Culture

The Pirelli #nofilter 2017 calendar

Classically beautiful, slim, cis, able-bodied, and overwhelming white

The Pirelli #nofilter 2017 calendar

Last year, I wrote about Pirelli turning over a new leaf; its 2016 edition had come on the heels of Playboy announcing that it would no longer feature nudity. What a winter of discontent, I said, for the meninists, won’t someone please think of all those poor men fighting for a world where old white dudes can hold more power economically, socially, and politically? It seems the universe is not a fan of gentle sarcasm; the meninists have had the last laugh.

They might’ve taken America, but by Jove, they won’t have Pirelli. Last year, the tyre company's annual calendar, which has become a fashion photography touchstone, theretofore known as a bastion of soft-porn, shifted its focus from the perfect body to perfect accomplishments. The 2016 edition featured Serena Williams (a great mix of perfect accomplishment and perfect body), Ava DuVernay, Patti Smith, Fran Leibovitz amongst others. "How would they top this?" I wondered, then – surely the only way would be to feature Ruth Bader Ginsburg as Miss July? Peter Lindbergh, this year’s photographer, may not have taken all my advice to heart, but has stuck with the general theme of not objectifying women set last year. He features a roster of actresses including Julianne Moore, Helen Mirren, Robin Wright.All are fully clothed, shot in tasteful black and white; according to Lindbergh not a single wrinkle or blemish has been magicked away with a blender brush-happy touch-up artist.

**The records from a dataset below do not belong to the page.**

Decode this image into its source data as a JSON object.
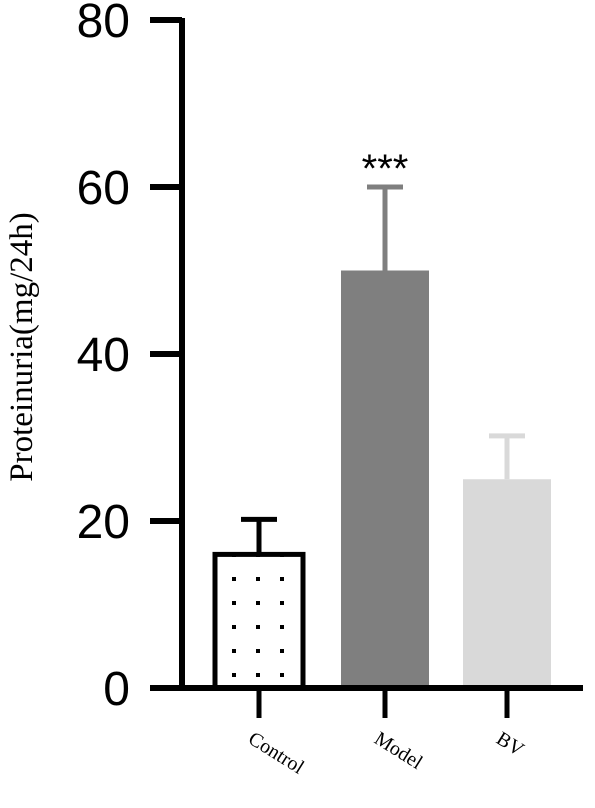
{
  "chart_data": {
    "type": "bar",
    "title": "",
    "xlabel": "",
    "ylabel": "Proteinuria(mg/24h)",
    "ylim": [
      0,
      80
    ],
    "yticks": [
      "0",
      "20",
      "40",
      "60",
      "80"
    ],
    "categories": [
      "Control",
      "Model",
      "BV"
    ],
    "values": [
      16,
      50,
      25
    ],
    "errors": [
      4.2,
      10,
      5.2
    ],
    "colors": [
      "#ffffff",
      "#7f7f7f",
      "#d9d9d9"
    ],
    "patterns": [
      "dotted",
      "solid",
      "solid"
    ],
    "annotations": [
      "",
      "***",
      ""
    ],
    "grid": false,
    "legend": "none"
  }
}
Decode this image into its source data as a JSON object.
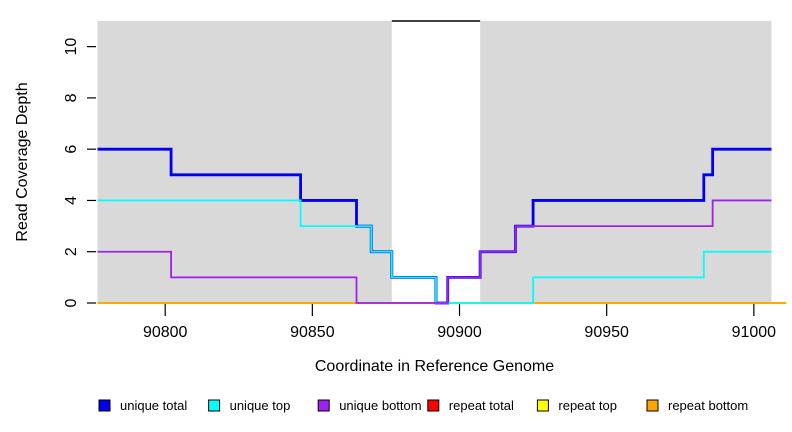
{
  "figure": {
    "background": "#FFFFFF"
  },
  "chart_data": {
    "type": "line",
    "subtype": "step",
    "title": "",
    "xlabel": "Coordinate in Reference Genome",
    "ylabel": "Read Coverage Depth",
    "xlim": [
      90777,
      91006
    ],
    "ylim": [
      0,
      11
    ],
    "x_ticks": [
      90800,
      90850,
      90900,
      90950,
      91000
    ],
    "y_ticks": [
      0,
      2,
      4,
      6,
      8,
      10
    ],
    "grid": false,
    "panel_color": "#D9D9D9",
    "axis_color": "#000000",
    "repeat_region": {
      "x_start": 90877,
      "x_end": 90907,
      "fill": "#FFFFFF",
      "marker_y": 11,
      "marker_color": "#000000"
    },
    "series": [
      {
        "name": "unique total",
        "color": "#0000EE",
        "line_width": 2.8,
        "x_end": 91006,
        "steps": [
          [
            90777,
            6
          ],
          [
            90802,
            5
          ],
          [
            90846,
            4
          ],
          [
            90865,
            3
          ],
          [
            90870,
            2
          ],
          [
            90877,
            1
          ],
          [
            90892,
            0
          ],
          [
            90896,
            1
          ],
          [
            90907,
            2
          ],
          [
            90919,
            3
          ],
          [
            90925,
            4
          ],
          [
            90983,
            5
          ],
          [
            90986,
            6
          ]
        ]
      },
      {
        "name": "unique top",
        "color": "#00FFFF",
        "line_width": 1.8,
        "x_end": 91006,
        "steps": [
          [
            90777,
            4
          ],
          [
            90846,
            3
          ],
          [
            90870,
            2
          ],
          [
            90877,
            1
          ],
          [
            90892,
            0
          ],
          [
            90925,
            1
          ],
          [
            90983,
            2
          ]
        ]
      },
      {
        "name": "unique bottom",
        "color": "#A020F0",
        "line_width": 1.8,
        "x_end": 91006,
        "steps": [
          [
            90777,
            2
          ],
          [
            90802,
            1
          ],
          [
            90865,
            0
          ],
          [
            90896,
            1
          ],
          [
            90907,
            2
          ],
          [
            90919,
            3
          ],
          [
            90986,
            4
          ]
        ]
      },
      {
        "name": "repeat total",
        "color": "#FF0000",
        "line_width": 1.8,
        "x_end": 91011,
        "steps": [
          [
            90777,
            0
          ]
        ]
      },
      {
        "name": "repeat top",
        "color": "#FFFF00",
        "line_width": 1.8,
        "x_end": 91011,
        "steps": [
          [
            90777,
            0
          ]
        ]
      },
      {
        "name": "repeat bottom",
        "color": "#FFA500",
        "line_width": 1.8,
        "x_end": 91011,
        "steps": [
          [
            90777,
            0
          ]
        ]
      }
    ],
    "draw_order": [
      "repeat total",
      "repeat top",
      "repeat bottom",
      "unique total",
      "unique top",
      "unique bottom"
    ],
    "legend": {
      "position": "bottom",
      "items": [
        "unique total",
        "unique top",
        "unique bottom",
        "repeat total",
        "repeat top",
        "repeat bottom"
      ]
    }
  }
}
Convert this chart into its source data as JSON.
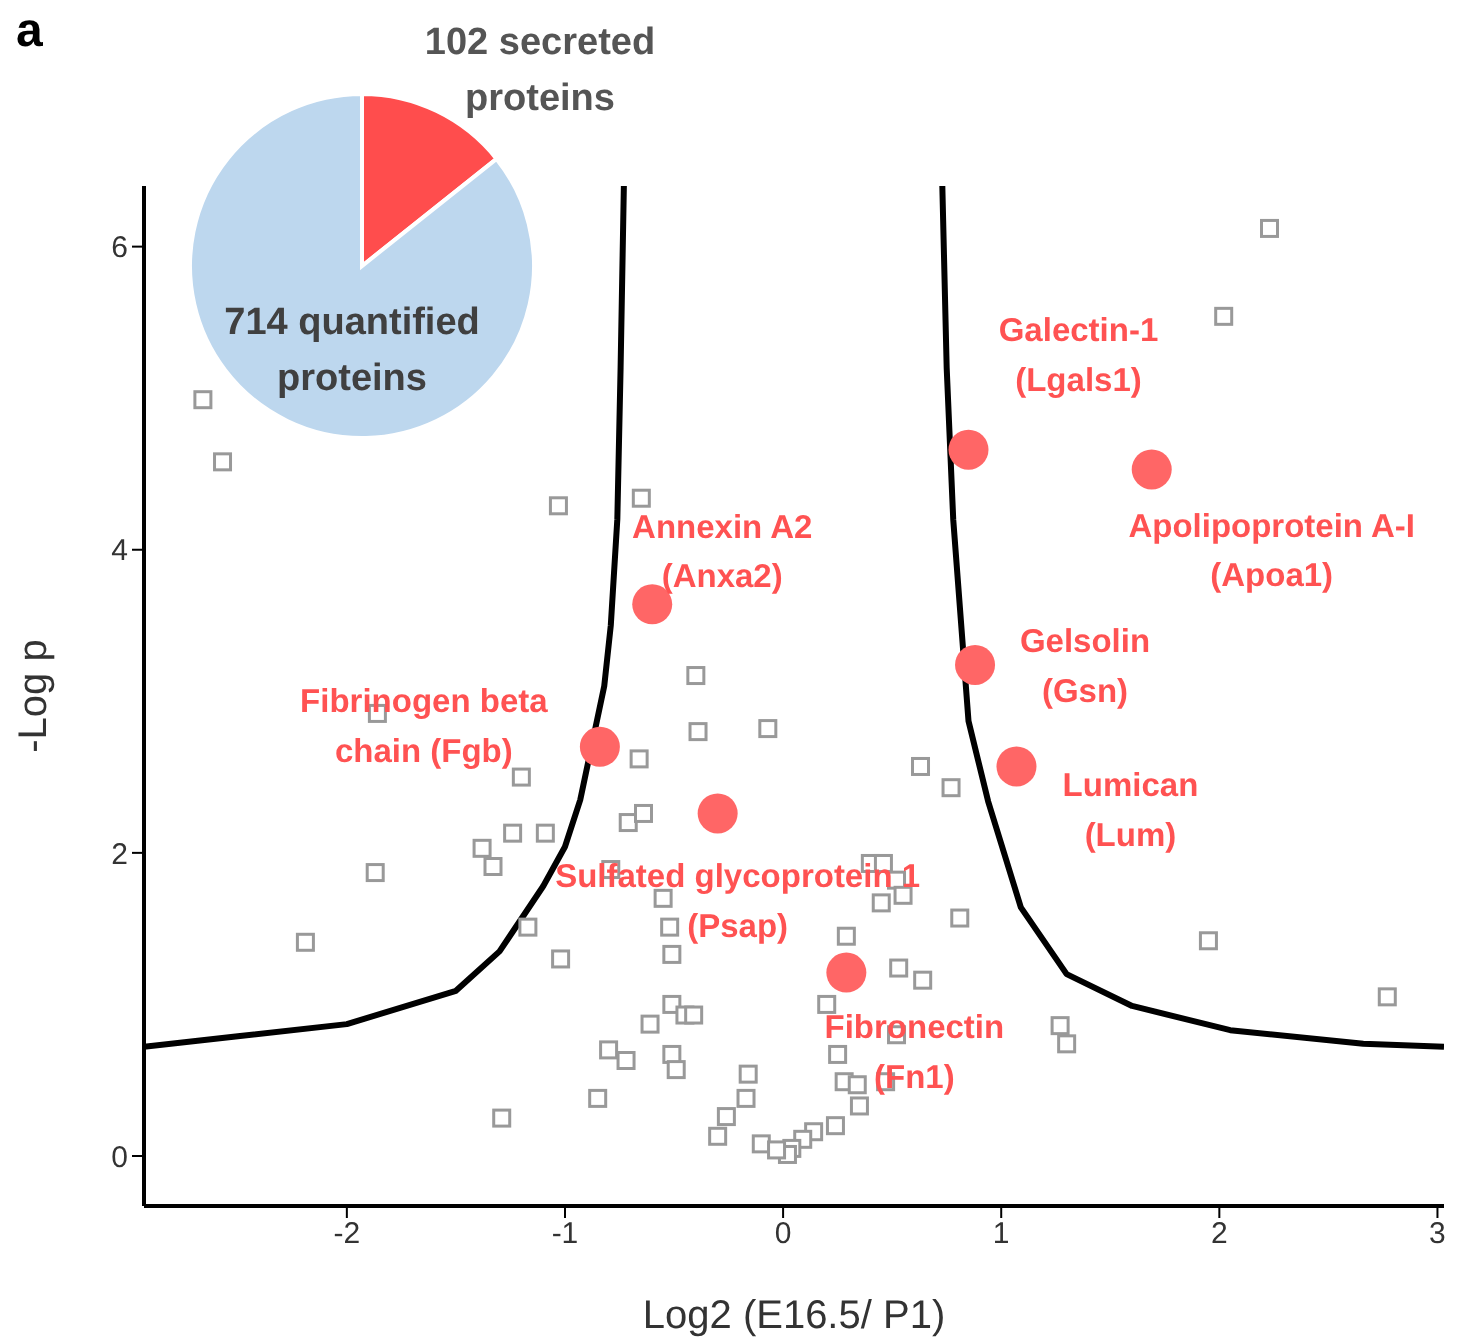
{
  "chart_data": [
    {
      "type": "pie",
      "categories": [
        "102 secreted proteins",
        "714 quantified proteins"
      ],
      "values": [
        14.3,
        85.7
      ],
      "colors": [
        "#ff4d4d",
        "#bdd7ee"
      ]
    },
    {
      "type": "scatter",
      "xlabel": "Log2 (E16.5/ P1)",
      "ylabel": "-Log p",
      "xlim": [
        -2.93,
        3.03
      ],
      "ylim": [
        -0.33,
        6.4
      ],
      "xticks": [
        -2,
        -1,
        0,
        1,
        2,
        3
      ],
      "yticks": [
        0,
        2,
        4,
        6
      ],
      "series": [
        {
          "type": "scatter",
          "marker": "square",
          "color": "#999999",
          "x": [
            2.23,
            2.02,
            -2.66,
            -2.57,
            -1.03,
            -0.65,
            -0.4,
            -1.86,
            -0.66,
            -0.07,
            0.63,
            0.77,
            1.95,
            2.77,
            0.4,
            0.46,
            0.52,
            0.55,
            0.45,
            0.81,
            0.29,
            0.53,
            0.64,
            1.27,
            1.3,
            0.2,
            0.25,
            0.28,
            0.34,
            0.35,
            0.24,
            0.14,
            0.09,
            0.04,
            0.02,
            0.52,
            0.47,
            -1.2,
            -0.39,
            -1.24,
            -1.09,
            -1.38,
            -1.33,
            -1.87,
            -2.19,
            -1.17,
            -1.02,
            -0.71,
            -0.64,
            -0.79,
            -0.55,
            -0.52,
            -0.51,
            -0.51,
            -0.45,
            -0.41,
            -0.61,
            -0.8,
            -0.72,
            -0.51,
            -0.49,
            -0.85,
            -1.29,
            -0.16,
            -0.17,
            -0.26,
            -0.3,
            -0.1,
            -0.03
          ],
          "values": [
            6.12,
            5.54,
            4.99,
            4.58,
            4.29,
            4.34,
            3.17,
            2.92,
            2.62,
            2.82,
            2.57,
            2.43,
            1.42,
            1.05,
            1.93,
            1.93,
            1.82,
            1.72,
            1.67,
            1.57,
            1.45,
            1.24,
            1.16,
            0.86,
            0.74,
            1.0,
            0.67,
            0.49,
            0.47,
            0.33,
            0.2,
            0.16,
            0.11,
            0.05,
            0.01,
            0.8,
            0.49,
            2.5,
            2.8,
            2.13,
            2.13,
            2.03,
            1.91,
            1.87,
            1.41,
            1.51,
            1.3,
            2.2,
            2.26,
            1.89,
            1.7,
            1.51,
            1.33,
            1.0,
            0.93,
            0.93,
            0.87,
            0.7,
            0.63,
            0.67,
            0.57,
            0.38,
            0.25,
            0.54,
            0.38,
            0.26,
            0.13,
            0.08,
            0.04
          ]
        },
        {
          "type": "scatter",
          "marker": "circle",
          "color": "#ff6666",
          "x": [
            0.85,
            1.69,
            0.88,
            1.07,
            0.29,
            -0.6,
            -0.84,
            -0.3
          ],
          "values": [
            4.66,
            4.53,
            3.24,
            2.57,
            1.21,
            3.64,
            2.7,
            2.26
          ]
        },
        {
          "type": "line",
          "color": "#000000",
          "x": [
            -2.93,
            -2.5,
            -2,
            -1.5,
            -1.3,
            -1.1,
            -1,
            -0.93,
            -0.82,
            -0.79,
            -0.76,
            -0.745,
            -0.73
          ],
          "values": [
            0.72,
            0.79,
            0.87,
            1.09,
            1.35,
            1.78,
            2.04,
            2.35,
            3.1,
            3.5,
            4.2,
            5.2,
            6.4
          ]
        },
        {
          "type": "line",
          "color": "#000000",
          "x": [
            0.73,
            0.75,
            0.78,
            0.85,
            0.94,
            1.09,
            1.3,
            1.6,
            2.05,
            2.66,
            3.03
          ],
          "values": [
            6.4,
            5.2,
            4.2,
            2.87,
            2.34,
            1.64,
            1.2,
            0.99,
            0.83,
            0.74,
            0.72
          ]
        }
      ],
      "annotations": [
        "a",
        {
          "text": "Galectin-1\n(Lgals1)",
          "x": 0.85,
          "y": 4.66
        },
        {
          "text": "Apolipoprotein A-I\n(Apoa1)",
          "x": 1.69,
          "y": 4.53
        },
        {
          "text": "Gelsolin\n(Gsn)",
          "x": 0.88,
          "y": 3.24
        },
        {
          "text": "Lumican\n(Lum)",
          "x": 1.07,
          "y": 2.57
        },
        {
          "text": "Fibronectin\n(Fn1)",
          "x": 0.29,
          "y": 1.21
        },
        {
          "text": "Annexin A2\n(Anxa2)",
          "x": -0.6,
          "y": 3.64
        },
        {
          "text": "Fibrinogen beta\nchain (Fgb)",
          "x": -0.84,
          "y": 2.7
        },
        {
          "text": "Sulfated glycoprotein 1\n(Psap)",
          "x": -0.3,
          "y": 2.26
        }
      ]
    }
  ]
}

Lindbergh claims that he has replaced nudity with emotional nakedness, saying, “it’s another kind of naked, more important than body parts. What is more than being naked is to show yourself the way you are.” The sentiment is laudable, and certainly the fashion world could do with less Photoshop, but the softly lit images of extremely beautiful actresses (and Anastasia Ignatova, a lecturer at the Moscow State Institute of International Relations) aren’t nearly as revolutionary as Pirelli imagines them to be; Lindbergh may think his photographs are “a cry for beauty today against the terror of perfection and youth”, and to be fair to him, a wide diversity of age ranges are represented, but there are not what many consider 'imperfections' to be found here. All the women featured are classically beautiful, slim, cis, able-bodied, and the overwhelming majority are white. Zhang Zhi, and Lupita N’yongo, who to the cynical seems sometimes to be the only black woman the fashion world will acknowledge (okay, Naomi Campbell too) are the only ones to represent women of colour. Lindbergh’s pictures are blandly pretty, they are also smugly self-satisfied. The calendar seems to say "I dared to print a picture of 71-year-old Helen Mirren – where’s my prize?" The fashion industry shouldn’t be getting pats on the back for being shining beacons of progressivism for such lukewarm actions. Pirelli has done well to not revert back to their hyper-sexualised, objectifying images of yesteryear, but if we were waiting for Pirelli’s feminist revolution, this isn’t it.